In the interview, Rubio, who ironically sits on the Senate’s Science Committee, refused to embrace evolution, calling it “one of the great mysteries” of life. “I’m not a scientist, man. I can tell you what recorded history says, I can tell you what the Bible says, but I think that’s a dispute amongst theologians and I think it has nothing to do with the gross domestic product or economic growth of the United States,” Rubio said in the interview.
Rubio’s comments signal a softened approach to religious extremism by conservatives. Make no mistake about it, these are religiously extremist comments, and they are designed to shore up evangelicals. But Rubio’s rhetorical framing is completely different. In 2010 and 2012 the base took extremist anti-immigrant, anti-woman positions and went on the offensive with them, cramming copy-cat legislation through states across the country. Conservatives framed the debate as one of good v. evil, Christians v. everyone else and voters overwhelmingly rejected the message.
Uncompromised, uncompromising news
Get reliable, independent news and commentary delivered to your inbox every day.
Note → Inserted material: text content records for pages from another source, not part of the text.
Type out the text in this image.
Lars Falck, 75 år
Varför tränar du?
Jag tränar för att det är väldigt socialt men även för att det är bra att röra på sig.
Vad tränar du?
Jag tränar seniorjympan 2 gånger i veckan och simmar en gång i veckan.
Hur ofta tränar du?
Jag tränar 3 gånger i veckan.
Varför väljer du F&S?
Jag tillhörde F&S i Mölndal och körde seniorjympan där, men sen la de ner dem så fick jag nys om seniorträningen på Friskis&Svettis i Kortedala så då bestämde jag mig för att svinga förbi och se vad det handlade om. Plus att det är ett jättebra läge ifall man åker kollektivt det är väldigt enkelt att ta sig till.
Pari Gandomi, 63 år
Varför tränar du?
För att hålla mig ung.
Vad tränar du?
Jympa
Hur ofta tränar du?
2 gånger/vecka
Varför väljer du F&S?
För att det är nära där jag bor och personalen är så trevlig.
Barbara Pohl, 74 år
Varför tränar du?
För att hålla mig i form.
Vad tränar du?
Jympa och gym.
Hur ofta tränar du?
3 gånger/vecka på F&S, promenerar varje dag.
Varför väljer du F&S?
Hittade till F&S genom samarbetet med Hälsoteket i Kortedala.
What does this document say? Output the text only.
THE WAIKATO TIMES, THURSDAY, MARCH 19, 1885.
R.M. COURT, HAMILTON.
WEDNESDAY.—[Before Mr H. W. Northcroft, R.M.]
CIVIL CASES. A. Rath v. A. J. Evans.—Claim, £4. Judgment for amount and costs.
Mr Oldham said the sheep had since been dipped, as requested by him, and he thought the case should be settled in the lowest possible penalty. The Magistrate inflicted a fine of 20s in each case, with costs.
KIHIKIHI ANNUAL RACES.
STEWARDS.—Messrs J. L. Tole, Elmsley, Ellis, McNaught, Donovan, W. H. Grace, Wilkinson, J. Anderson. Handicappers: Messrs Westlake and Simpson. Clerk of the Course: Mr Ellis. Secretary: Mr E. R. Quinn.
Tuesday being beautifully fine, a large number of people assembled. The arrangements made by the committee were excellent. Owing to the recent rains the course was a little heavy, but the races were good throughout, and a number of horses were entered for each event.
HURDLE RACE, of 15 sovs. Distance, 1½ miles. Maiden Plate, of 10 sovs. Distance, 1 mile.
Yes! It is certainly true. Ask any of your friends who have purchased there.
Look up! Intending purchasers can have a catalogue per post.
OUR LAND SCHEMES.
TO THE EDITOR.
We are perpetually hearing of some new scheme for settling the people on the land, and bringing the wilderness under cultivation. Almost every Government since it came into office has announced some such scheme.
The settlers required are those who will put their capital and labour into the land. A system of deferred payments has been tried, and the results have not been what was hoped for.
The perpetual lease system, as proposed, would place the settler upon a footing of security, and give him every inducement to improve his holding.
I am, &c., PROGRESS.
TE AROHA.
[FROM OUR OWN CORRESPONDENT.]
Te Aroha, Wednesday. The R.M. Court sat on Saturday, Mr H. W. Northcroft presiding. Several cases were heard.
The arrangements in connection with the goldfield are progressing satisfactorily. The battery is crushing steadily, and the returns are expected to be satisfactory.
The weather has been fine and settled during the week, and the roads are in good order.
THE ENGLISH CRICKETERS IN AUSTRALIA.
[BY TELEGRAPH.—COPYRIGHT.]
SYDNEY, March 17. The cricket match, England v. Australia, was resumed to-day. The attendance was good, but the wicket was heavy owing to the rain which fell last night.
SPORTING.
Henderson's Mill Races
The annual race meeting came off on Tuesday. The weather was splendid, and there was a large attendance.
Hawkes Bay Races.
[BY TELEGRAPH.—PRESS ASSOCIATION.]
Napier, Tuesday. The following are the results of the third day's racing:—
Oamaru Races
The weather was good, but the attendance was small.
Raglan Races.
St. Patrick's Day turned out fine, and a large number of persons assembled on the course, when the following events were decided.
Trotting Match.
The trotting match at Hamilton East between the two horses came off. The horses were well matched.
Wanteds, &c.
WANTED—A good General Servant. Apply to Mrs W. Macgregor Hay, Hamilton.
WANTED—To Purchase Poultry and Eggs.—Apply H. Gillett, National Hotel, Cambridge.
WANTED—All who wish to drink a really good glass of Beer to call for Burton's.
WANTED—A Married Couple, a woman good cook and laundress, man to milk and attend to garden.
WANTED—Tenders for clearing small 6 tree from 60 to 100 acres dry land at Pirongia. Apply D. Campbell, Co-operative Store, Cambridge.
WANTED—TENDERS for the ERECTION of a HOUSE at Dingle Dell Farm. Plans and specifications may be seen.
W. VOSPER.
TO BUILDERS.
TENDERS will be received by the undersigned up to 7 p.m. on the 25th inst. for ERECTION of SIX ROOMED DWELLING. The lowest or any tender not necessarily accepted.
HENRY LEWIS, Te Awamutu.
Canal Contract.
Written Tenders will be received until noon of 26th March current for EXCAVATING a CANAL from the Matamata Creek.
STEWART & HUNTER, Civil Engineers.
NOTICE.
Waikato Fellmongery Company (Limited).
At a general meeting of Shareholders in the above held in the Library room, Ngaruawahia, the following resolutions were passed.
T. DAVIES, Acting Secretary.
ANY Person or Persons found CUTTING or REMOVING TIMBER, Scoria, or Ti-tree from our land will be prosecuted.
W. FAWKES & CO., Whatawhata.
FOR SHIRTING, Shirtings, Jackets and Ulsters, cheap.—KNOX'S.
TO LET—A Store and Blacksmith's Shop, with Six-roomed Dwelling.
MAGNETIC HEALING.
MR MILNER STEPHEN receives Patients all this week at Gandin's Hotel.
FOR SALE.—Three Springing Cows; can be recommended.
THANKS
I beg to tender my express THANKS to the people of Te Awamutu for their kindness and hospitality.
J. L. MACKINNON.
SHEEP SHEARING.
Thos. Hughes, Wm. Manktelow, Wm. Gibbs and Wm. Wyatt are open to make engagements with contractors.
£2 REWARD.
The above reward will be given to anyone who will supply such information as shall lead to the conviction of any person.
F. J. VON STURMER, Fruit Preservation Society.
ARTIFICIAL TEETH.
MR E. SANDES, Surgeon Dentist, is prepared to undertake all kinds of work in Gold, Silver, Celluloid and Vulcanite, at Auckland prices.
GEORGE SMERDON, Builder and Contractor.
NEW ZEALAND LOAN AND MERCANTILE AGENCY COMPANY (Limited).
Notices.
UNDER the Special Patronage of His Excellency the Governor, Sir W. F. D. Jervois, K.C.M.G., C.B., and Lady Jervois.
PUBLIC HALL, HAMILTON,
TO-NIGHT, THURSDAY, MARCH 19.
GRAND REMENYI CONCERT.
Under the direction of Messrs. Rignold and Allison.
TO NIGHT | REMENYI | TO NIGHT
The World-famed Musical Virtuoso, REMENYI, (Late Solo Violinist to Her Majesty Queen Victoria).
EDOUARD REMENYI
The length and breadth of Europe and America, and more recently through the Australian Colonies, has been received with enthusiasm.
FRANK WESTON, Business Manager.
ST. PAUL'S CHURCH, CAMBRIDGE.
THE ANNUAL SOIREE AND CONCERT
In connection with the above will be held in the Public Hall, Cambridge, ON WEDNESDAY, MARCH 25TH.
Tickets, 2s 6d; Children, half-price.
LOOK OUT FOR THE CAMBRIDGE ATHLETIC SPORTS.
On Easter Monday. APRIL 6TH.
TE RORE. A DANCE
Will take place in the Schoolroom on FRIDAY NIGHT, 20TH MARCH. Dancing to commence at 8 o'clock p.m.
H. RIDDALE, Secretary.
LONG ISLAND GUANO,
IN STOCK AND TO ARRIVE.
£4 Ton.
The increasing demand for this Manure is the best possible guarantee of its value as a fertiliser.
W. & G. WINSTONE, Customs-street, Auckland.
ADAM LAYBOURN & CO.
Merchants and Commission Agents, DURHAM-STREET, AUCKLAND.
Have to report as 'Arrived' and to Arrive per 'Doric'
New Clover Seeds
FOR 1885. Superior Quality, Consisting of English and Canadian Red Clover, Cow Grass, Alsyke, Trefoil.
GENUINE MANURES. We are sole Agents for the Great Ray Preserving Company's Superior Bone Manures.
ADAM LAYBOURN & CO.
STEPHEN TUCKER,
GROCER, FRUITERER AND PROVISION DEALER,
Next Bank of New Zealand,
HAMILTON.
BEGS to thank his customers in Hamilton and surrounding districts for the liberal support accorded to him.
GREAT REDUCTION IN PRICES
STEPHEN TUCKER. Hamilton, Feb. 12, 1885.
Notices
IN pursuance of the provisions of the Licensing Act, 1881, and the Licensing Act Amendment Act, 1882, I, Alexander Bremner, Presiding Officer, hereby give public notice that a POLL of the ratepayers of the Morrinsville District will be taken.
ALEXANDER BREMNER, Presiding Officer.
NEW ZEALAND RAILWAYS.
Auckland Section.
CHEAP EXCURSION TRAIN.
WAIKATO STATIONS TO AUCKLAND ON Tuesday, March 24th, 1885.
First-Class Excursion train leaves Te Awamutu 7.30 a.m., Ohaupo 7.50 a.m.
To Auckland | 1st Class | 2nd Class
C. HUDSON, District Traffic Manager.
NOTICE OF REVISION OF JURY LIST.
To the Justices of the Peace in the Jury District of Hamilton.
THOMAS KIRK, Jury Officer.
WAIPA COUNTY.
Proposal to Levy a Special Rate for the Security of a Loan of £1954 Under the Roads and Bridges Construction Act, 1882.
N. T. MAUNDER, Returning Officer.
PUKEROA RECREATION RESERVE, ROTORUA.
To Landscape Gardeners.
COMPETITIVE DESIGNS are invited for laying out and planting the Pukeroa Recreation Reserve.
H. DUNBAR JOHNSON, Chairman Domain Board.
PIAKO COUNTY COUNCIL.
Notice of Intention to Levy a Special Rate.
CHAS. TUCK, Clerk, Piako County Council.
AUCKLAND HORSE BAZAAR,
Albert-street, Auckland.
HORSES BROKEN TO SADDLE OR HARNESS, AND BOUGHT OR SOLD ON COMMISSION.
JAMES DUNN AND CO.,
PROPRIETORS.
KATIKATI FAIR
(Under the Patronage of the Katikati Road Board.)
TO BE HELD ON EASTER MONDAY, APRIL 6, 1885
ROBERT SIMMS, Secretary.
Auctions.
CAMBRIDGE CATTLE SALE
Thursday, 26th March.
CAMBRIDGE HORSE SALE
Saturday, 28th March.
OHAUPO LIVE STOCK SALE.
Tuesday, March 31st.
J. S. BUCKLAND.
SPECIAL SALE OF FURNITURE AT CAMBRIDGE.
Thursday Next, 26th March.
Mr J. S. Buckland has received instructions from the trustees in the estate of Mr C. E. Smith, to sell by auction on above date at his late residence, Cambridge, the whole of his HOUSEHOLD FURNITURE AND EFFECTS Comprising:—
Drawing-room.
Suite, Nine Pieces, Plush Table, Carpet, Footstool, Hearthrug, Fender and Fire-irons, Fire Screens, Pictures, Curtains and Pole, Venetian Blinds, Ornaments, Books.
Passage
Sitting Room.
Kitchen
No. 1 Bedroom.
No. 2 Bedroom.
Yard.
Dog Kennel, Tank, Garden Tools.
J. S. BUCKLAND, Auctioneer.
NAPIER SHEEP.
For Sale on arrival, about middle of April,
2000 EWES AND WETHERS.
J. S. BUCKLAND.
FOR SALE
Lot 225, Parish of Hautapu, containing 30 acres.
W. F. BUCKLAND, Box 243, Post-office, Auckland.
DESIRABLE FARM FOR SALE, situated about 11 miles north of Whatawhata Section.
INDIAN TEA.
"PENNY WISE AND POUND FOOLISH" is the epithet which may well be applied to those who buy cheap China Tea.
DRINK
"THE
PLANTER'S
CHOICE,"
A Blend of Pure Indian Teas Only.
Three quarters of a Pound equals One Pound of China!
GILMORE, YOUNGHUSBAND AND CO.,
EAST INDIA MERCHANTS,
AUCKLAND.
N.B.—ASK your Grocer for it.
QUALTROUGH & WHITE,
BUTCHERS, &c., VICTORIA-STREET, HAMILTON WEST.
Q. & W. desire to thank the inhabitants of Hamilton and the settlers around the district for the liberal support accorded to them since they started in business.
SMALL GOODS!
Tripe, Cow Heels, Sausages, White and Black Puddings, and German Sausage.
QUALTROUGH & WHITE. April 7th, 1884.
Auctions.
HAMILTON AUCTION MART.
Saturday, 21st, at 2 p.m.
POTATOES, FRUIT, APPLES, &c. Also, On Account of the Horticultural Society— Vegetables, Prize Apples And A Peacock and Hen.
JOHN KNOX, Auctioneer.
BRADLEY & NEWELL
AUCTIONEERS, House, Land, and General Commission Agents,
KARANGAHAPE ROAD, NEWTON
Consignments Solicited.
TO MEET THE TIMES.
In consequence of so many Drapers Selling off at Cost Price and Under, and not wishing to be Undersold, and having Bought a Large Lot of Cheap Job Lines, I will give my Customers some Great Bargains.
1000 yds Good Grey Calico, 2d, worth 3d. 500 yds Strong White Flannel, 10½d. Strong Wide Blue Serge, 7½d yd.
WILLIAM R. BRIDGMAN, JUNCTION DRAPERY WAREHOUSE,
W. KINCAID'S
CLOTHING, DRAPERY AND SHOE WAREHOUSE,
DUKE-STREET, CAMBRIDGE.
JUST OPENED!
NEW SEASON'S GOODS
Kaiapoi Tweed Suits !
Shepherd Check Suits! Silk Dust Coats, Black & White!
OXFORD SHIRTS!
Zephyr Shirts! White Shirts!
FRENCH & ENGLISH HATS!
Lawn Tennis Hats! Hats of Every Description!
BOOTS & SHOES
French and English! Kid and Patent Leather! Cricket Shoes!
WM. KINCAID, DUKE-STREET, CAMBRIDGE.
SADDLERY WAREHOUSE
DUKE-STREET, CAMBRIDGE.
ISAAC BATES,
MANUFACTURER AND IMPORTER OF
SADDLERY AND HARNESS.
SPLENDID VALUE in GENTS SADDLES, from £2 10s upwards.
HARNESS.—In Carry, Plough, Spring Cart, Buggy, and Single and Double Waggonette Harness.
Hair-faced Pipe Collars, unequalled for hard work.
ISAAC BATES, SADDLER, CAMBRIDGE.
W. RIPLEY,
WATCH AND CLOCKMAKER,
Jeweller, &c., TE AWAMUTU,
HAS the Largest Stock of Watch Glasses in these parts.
Rubio knows this, which is why his creationism is masked in the language of diversity and inclusiveness. “At the end of the day, I think there are multiple theories out there on how the universe was created and I think this is a country where people should have the opportunity to teach them all,” Rubio said. ”I think parents should be able to teach their kids what their faith says, what science says. Whether the Earth was created in seven days, or seven actual eras, I’m not sure we’ll ever be able to answer that. It’s one of the great mysteries.”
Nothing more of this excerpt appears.